Case 3:  e = (e1 e2)
  By assumption, we know:
    P1: {} |- (e1 e2) : tau
  Since the application is well-typed, we can deduce:
    P2: {} |- e1 : tau1->tau
    P3: {} |- e2 : tau1
  We know the if expression isn't a value, so we must have the second
    or third cases (step or fail).
  We look at the cases of small-step evaluation of an application.

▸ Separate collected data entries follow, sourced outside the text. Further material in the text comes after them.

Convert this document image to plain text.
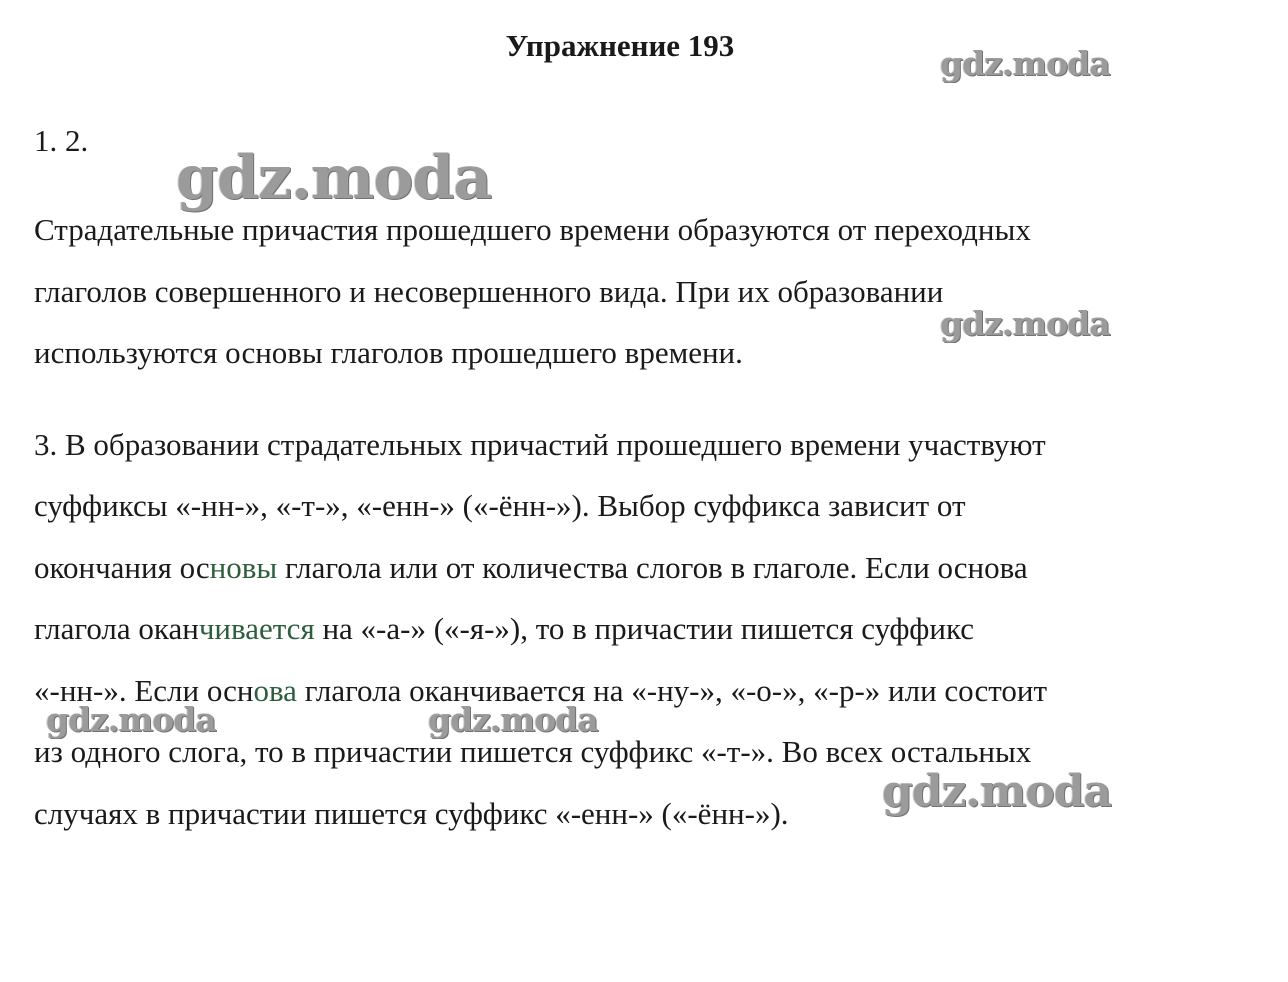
Упражнение 193
1. 2.
Страдательные причастия прошедшего времени образуются от переходных
глаголов совершенного и несовершенного вида. При их образовании
используются основы глаголов прошедшего времени.
3. В образовании страдательных причастий прошедшего времени участвуют
суффиксы «-нн-», «-т-», «-енн-» («-ённ-»). Выбор суффикса зависит от
окончания основы глагола или от количества слогов в глаголе. Если основа
глагола оканчивается на «-а-» («-я-»), то в причастии пишется суффикс
«-нн-». Если основа глагола оканчивается на «-ну-», «-о-», «-р-» или состоит
из одного слога, то в причастии пишется суффикс «-т-». Во всех остальных
случаях в причастии пишется суффикс «-енн-» («-ённ-»).
gdz.moda
gdz.moda
gdz.moda
gdz.moda	gdz.moda
gdz.moda
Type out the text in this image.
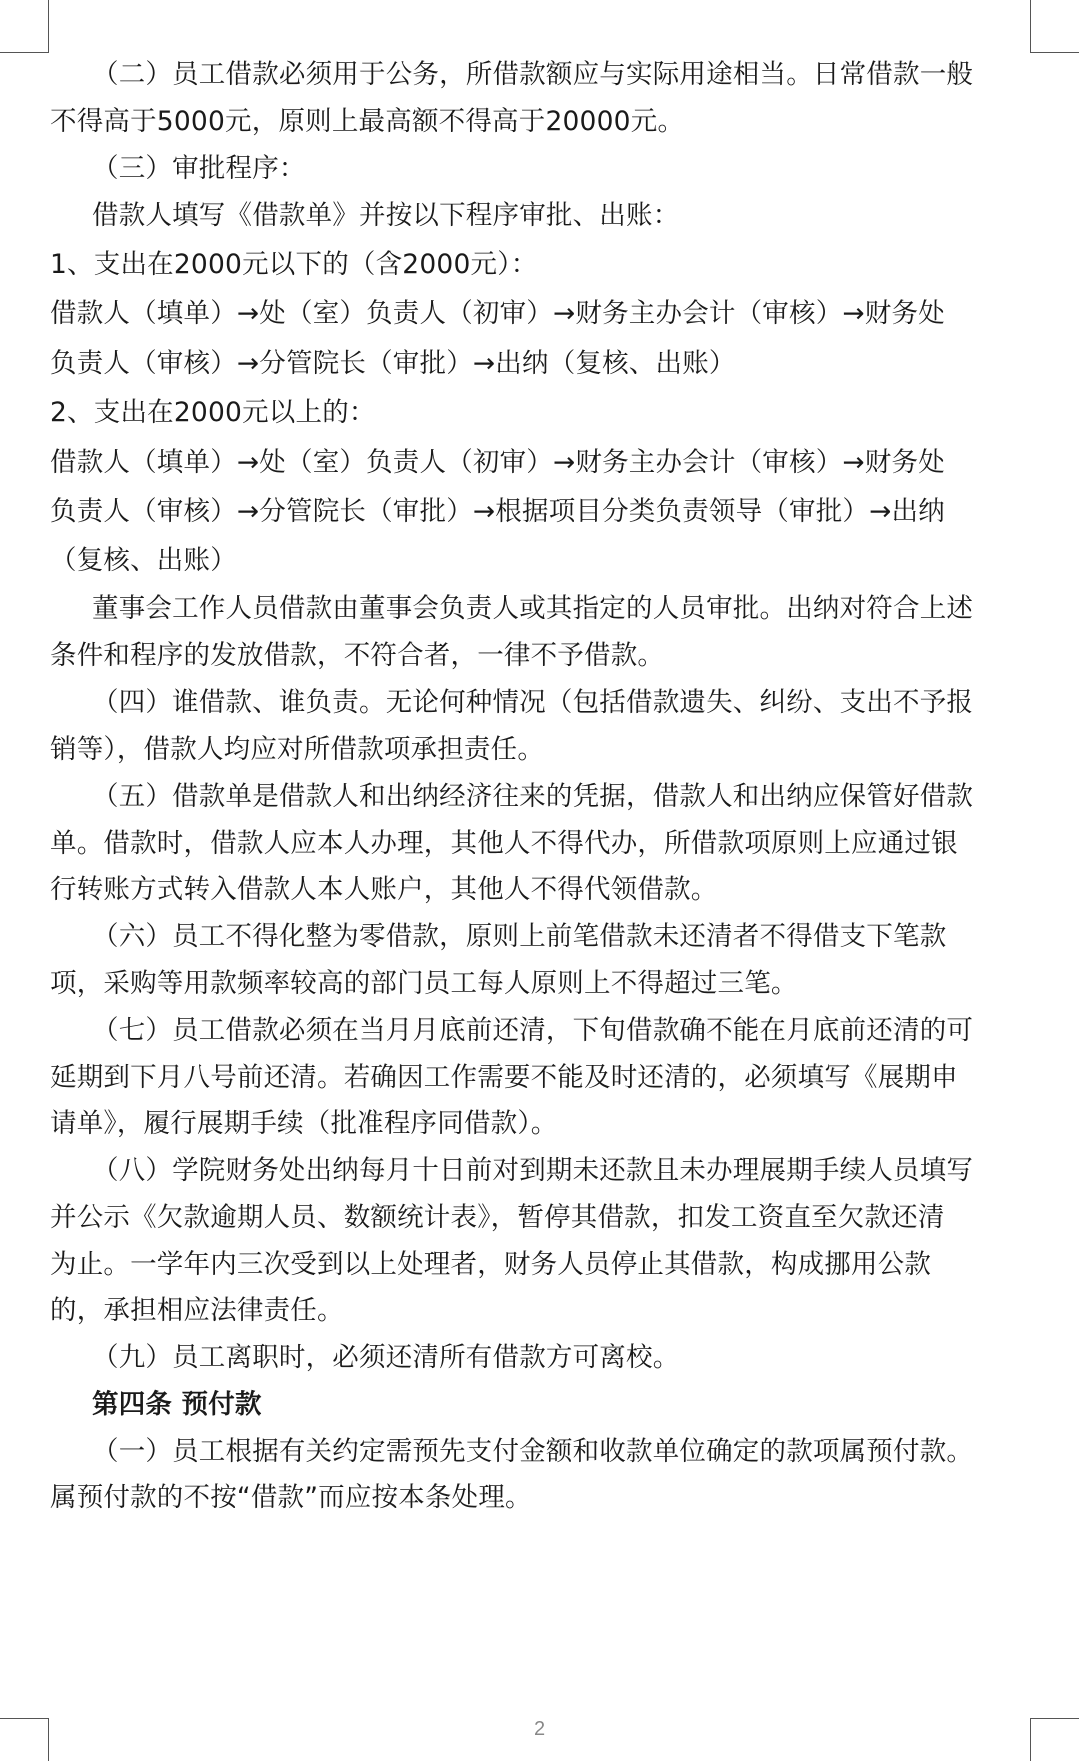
（二）员工借款必须用于公务，所借款额应与实际用途相当。日常借款一般
不得高于5000元，原则上最高额不得高于20000元。
（三）审批程序：
借款人填写《借款单》并按以下程序审批、出账：
1、支出在2000元以下的（含2000元）：
借款人（填单）→处（室）负责人（初审）→财务主办会计（审核）→财务处
负责人（审核）→分管院长（审批）→出纳（复核、出账）
2、支出在2000元以上的：
借款人（填单）→处（室）负责人（初审）→财务主办会计（审核）→财务处
负责人（审核）→分管院长（审批）→根据项目分类负责领导（审批）→出纳
（复核、出账）
董事会工作人员借款由董事会负责人或其指定的人员审批。出纳对符合上述
条件和程序的发放借款，不符合者，一律不予借款。
（四）谁借款、谁负责。无论何种情况（包括借款遗失、纠纷、支出不予报
销等），借款人均应对所借款项承担责任。
（五）借款单是借款人和出纳经济往来的凭据，借款人和出纳应保管好借款
单。借款时，借款人应本人办理，其他人不得代办，所借款项原则上应通过银
行转账方式转入借款人本人账户，其他人不得代领借款。
（六）员工不得化整为零借款，原则上前笔借款未还清者不得借支下笔款
项，采购等用款频率较高的部门员工每人原则上不得超过三笔。
（七）员工借款必须在当月月底前还清，下旬借款确不能在月底前还清的可
延期到下月八号前还清。若确因工作需要不能及时还清的，必须填写《展期申
请单》，履行展期手续（批准程序同借款）。
（八）学院财务处出纳每月十日前对到期未还款且未办理展期手续人员填写
并公示《欠款逾期人员、数额统计表》，暂停其借款，扣发工资直至欠款还清
为止。一学年内三次受到以上处理者，财务人员停止其借款，构成挪用公款
的，承担相应法律责任。
（九）员工离职时，必须还清所有借款方可离校。
第四条 预付款
（一）员工根据有关约定需预先支付金额和收款单位确定的款项属预付款。
属预付款的不按“借款”而应按本条处理。
2
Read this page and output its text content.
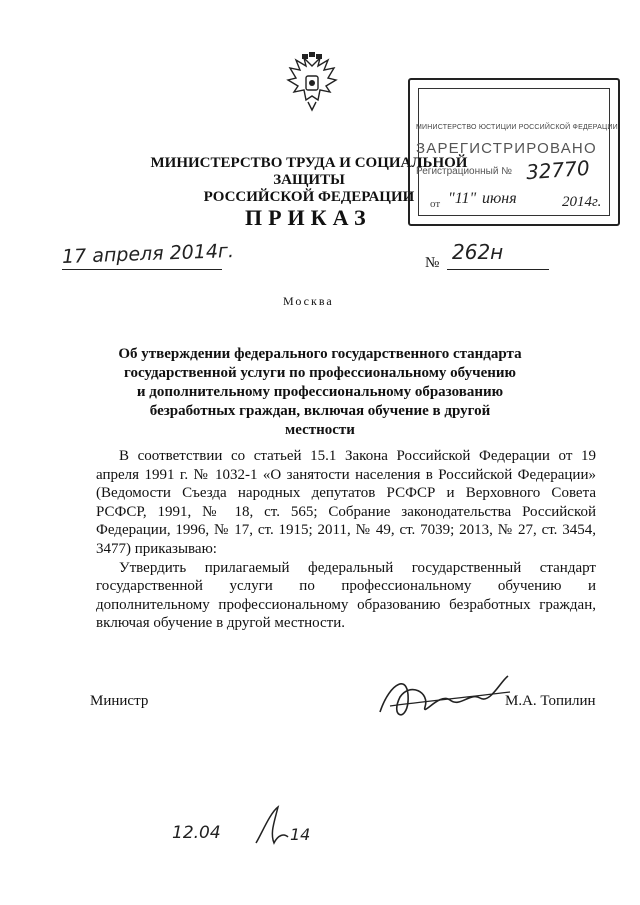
МИНИСТЕРСТВО ЮСТИЦИИ РОССИЙСКОЙ ФЕДЕРАЦИИ
ЗАРЕГИСТРИРОВАНО
Регистрационный № 32770
от "11" июня	2014г.
МИНИСТЕРСТВО ТРУДА И СОЦИАЛЬНОЙ ЗАЩИТЫ
РОССИЙСКОЙ ФЕДЕРАЦИИ
ПРИКАЗ
17 апреля 2014г.	№ 262н
Москва
Об утверждении федерального государственного стандарта государственной услуги по профессиональному обучению и дополнительному профессиональному образованию безработных граждан, включая обучение в другой местности
В соответствии со статьей 15.1 Закона Российской Федерации от 19 апреля 1991 г. № 1032-1 «О занятости населения в Российской Федерации» (Ведомости Съезда народных депутатов РСФСР и Верховного Совета РСФСР, 1991, № 18, ст. 565; Собрание законодательства Российской Федерации, 1996, № 17, ст. 1915; 2011, № 49, ст. 7039; 2013, № 27, ст. 3454, 3477) приказываю:
Утвердить прилагаемый федеральный государственный стандарт государственной услуги по профессиональному обучению и дополнительному профессиональному образованию безработных граждан, включая обучение в другой местности.
Министр	М.А. Топилин
12.04	14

  For the cases where either e1 or e2 is not a value, or its
    evaluation fails, we do similarly to the non-value case of the if
    and related expressions.
  For the remaining case where e1 and e2 are values v1 and v2:
    Since v1 is well-typed with type tau1->tau, we deduce:
      v1 = (lambda p. e')
      P4: {} |- p => Gamma : tau1
      P5: Gamma |- e' : tau
    By the two evaluation rules for applications, either the
    pattern-match of the formal succeeds, or it is refuted.  (We need
    a lemma to show that these two cases are exhaustive.)
    Subcase success:
      We assume that e'[p := v2] --> e''.
      We need a lemma to let us deduce that {} |- e'' : tau from P4,
      P5, and the pattern-substitution rules.  QED.
    Subcase failure:
      We assume that e'[p := v2] refuted.
      Then e fails.  QED.

Whew.  Lots more of the same.